Over the next 18 months, the company will be focused on expanding their platform and advancing leads from multiple programs to the clinic stage. They also plan to explore growth and revenue opportunities connected to partnerships with large strategics.
Global Drug Discovery Services is an $11B+ market, projected to reach $21B by 2025.
Since 2007, the price of sequencing DNA has dropped 100,000-fold. There has been similar progress in gene synthesis and engineering, as well as in the computation techniques required to understand the resulting huge datasets. This confluence of rapid progress enables a single person to conduct biological experiments at scales that were recently impossible, even at the world’s largest laboratories, which in turn drives the growth of the global drug discovery services market. The Octant platform uses these new technologies at unprecedented scale to systematically map how chemicals interact with drug targets and the major pathways that control physiology at the cellular level, and build novel drugs tailored suited to critical targets identified.

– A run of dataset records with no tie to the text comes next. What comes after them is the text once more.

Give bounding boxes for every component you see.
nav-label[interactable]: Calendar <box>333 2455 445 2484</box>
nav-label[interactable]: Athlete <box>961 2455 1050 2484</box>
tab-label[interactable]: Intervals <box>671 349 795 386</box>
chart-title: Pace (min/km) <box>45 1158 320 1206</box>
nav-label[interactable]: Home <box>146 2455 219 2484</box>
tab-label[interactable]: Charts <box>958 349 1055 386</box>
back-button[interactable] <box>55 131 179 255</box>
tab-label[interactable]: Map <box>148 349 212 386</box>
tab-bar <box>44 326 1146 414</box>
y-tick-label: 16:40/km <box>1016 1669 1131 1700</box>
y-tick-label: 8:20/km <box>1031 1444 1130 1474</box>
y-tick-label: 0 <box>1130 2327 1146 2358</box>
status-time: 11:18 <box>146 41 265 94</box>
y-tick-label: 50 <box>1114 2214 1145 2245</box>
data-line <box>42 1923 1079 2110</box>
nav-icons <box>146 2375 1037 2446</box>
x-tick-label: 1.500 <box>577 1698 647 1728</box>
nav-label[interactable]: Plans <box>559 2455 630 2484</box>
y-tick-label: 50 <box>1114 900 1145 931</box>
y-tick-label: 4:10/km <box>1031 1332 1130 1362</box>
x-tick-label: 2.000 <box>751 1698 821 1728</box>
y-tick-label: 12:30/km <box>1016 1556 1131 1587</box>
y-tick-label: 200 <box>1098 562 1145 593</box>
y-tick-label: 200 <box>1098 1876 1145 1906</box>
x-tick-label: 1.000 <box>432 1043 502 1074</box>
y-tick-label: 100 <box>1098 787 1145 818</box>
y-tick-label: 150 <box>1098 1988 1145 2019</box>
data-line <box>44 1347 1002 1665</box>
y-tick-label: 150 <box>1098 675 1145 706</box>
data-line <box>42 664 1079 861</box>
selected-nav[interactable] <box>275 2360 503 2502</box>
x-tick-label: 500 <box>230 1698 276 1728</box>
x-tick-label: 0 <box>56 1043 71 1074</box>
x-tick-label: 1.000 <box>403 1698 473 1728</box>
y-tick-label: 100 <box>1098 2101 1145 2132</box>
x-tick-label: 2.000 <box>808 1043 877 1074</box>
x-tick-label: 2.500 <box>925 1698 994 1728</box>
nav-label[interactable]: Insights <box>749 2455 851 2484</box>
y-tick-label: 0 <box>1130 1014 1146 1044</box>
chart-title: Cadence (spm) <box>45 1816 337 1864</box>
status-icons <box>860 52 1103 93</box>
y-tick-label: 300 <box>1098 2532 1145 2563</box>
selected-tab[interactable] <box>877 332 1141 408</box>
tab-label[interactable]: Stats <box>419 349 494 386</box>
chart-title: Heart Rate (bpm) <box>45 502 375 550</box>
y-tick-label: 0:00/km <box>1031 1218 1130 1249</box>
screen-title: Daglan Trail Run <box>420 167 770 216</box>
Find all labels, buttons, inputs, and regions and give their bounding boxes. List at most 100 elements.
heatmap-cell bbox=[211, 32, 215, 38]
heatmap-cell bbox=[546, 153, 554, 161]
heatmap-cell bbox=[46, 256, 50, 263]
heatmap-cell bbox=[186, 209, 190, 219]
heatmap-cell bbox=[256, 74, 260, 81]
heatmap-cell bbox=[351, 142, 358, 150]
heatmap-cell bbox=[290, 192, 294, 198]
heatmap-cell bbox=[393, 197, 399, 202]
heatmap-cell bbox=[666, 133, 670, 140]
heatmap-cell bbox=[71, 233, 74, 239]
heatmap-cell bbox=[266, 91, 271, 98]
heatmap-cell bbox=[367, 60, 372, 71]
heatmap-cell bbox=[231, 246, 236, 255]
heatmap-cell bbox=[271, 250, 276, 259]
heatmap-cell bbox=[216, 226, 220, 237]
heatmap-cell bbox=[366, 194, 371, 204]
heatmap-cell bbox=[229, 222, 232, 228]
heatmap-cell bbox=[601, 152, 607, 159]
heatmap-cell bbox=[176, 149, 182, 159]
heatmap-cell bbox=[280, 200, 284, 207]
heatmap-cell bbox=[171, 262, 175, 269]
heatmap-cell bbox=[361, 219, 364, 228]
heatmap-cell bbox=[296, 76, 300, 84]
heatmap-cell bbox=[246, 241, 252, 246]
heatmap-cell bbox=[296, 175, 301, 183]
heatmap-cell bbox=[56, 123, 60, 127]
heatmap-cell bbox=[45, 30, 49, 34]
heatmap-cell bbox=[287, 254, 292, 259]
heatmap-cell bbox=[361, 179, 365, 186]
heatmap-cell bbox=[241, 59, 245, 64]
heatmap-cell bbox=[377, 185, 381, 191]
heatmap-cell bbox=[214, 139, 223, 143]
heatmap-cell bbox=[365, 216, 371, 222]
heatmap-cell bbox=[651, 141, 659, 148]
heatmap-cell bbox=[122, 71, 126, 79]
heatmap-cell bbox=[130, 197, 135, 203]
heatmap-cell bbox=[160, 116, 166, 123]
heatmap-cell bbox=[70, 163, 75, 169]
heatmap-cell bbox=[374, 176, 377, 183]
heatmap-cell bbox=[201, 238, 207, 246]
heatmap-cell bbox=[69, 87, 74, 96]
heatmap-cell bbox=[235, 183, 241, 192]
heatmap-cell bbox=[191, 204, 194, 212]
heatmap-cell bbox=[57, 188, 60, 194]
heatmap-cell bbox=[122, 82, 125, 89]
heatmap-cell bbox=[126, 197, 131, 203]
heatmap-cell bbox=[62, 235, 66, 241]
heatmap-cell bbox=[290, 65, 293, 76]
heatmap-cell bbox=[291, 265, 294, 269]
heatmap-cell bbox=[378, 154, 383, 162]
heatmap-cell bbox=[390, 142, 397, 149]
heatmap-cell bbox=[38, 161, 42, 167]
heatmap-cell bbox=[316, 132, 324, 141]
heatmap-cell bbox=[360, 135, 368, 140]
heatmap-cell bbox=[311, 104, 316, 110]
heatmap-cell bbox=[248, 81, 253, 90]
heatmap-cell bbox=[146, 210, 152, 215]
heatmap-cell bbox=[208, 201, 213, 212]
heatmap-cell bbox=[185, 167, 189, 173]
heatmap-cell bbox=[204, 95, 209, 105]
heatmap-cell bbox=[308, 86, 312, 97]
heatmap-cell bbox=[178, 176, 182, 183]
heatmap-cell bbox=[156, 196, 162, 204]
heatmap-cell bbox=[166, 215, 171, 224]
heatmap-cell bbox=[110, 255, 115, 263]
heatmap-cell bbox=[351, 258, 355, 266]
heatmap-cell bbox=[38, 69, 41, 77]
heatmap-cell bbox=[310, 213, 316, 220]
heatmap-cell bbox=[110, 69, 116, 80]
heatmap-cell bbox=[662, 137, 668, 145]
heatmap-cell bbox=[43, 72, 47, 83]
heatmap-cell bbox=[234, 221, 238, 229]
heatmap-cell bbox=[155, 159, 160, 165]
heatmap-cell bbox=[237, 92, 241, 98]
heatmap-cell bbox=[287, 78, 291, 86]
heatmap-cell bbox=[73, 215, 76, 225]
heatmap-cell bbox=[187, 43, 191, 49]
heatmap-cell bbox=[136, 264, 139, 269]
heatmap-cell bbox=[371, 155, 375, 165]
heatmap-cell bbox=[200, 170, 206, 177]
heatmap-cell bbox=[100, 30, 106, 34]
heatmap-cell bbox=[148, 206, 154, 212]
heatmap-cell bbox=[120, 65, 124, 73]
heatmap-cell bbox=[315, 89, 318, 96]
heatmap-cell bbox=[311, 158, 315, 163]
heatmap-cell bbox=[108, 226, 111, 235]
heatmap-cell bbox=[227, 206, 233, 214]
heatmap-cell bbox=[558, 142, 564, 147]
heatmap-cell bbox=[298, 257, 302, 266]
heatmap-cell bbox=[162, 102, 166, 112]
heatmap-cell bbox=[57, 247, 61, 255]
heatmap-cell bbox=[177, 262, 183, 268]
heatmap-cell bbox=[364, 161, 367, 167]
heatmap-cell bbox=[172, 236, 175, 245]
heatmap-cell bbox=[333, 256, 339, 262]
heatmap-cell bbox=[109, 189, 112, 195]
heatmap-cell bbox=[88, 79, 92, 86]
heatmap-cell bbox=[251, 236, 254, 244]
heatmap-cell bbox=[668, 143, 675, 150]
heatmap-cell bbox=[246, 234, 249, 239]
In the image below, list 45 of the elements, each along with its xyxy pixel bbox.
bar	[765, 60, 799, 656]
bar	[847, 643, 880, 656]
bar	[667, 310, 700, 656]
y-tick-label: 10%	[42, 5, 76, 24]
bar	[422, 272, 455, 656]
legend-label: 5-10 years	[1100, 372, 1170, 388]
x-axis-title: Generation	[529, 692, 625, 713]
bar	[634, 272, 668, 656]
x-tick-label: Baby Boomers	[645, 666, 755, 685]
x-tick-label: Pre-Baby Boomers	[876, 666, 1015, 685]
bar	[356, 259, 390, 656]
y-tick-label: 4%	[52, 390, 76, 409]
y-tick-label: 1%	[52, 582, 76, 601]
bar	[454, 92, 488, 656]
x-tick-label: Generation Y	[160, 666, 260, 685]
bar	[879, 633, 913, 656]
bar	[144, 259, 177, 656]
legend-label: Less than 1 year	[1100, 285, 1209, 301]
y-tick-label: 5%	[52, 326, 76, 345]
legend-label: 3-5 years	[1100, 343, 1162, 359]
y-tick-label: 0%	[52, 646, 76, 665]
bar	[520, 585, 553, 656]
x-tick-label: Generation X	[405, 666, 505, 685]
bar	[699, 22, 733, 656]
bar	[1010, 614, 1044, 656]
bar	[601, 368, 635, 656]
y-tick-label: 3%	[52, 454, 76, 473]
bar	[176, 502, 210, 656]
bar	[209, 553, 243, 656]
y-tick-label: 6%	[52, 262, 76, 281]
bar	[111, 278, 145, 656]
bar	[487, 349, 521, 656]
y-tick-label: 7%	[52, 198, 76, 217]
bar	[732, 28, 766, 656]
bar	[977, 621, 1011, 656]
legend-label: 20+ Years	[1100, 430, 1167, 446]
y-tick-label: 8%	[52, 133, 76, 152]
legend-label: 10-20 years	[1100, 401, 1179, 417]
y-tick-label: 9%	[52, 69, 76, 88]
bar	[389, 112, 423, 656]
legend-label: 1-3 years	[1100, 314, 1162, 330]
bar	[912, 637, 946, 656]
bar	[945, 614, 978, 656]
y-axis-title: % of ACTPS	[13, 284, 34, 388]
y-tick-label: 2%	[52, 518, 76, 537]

Octant has assembled a highly experienced, multidisciplinary team with expertise spanning synthetic biology, genomics, and computer science.
CEO Sri Kosuri is a tenured Professor at UCLA in the Chemistry and Biochemistry Department and one of the leading synthetic biologists in the world. He previously worked at the Wyss Institute as well as Harvard, as part of George Church’s lab, and is an MIT and Berkeley graduate.
Co-founder Ramsey Homsany was an executive at Dropbox during its ascent to 500M+ users and a $1B+ revenue run rate. Prior to Dropbox, Ramsey was a VP at Google and tech attorney at Wilson Sonsini Goodrich. He studied Chemical and Biochemical Engineering at Rutgers and followed by NYU Law.
The company’s impressive scientific and advisory board includes Vijay Pande (a16z), Hosea Nelson (Caltech Professor of Chemistry), Charles Zuker (Columbia Professor), and Debora Marks (Harvard Professor of Systems Biology).
In early 2022, Octant raised an oversubscribed $100M Series B, led by Catalio Capital, and with participation from Series A lead, Andreessen Horowitz (Facebook, Airbnb, Stripe). Notable existing investors include 8VC (Asana, Palantir, Hims, Guardant Health), Lux Capital (Enveda, Auris Health, Cerulean Pharma, Kala Pharmaceuticals), SV Angel (Google, Stripe, Coinbase), Fifty Years, and Bioverge.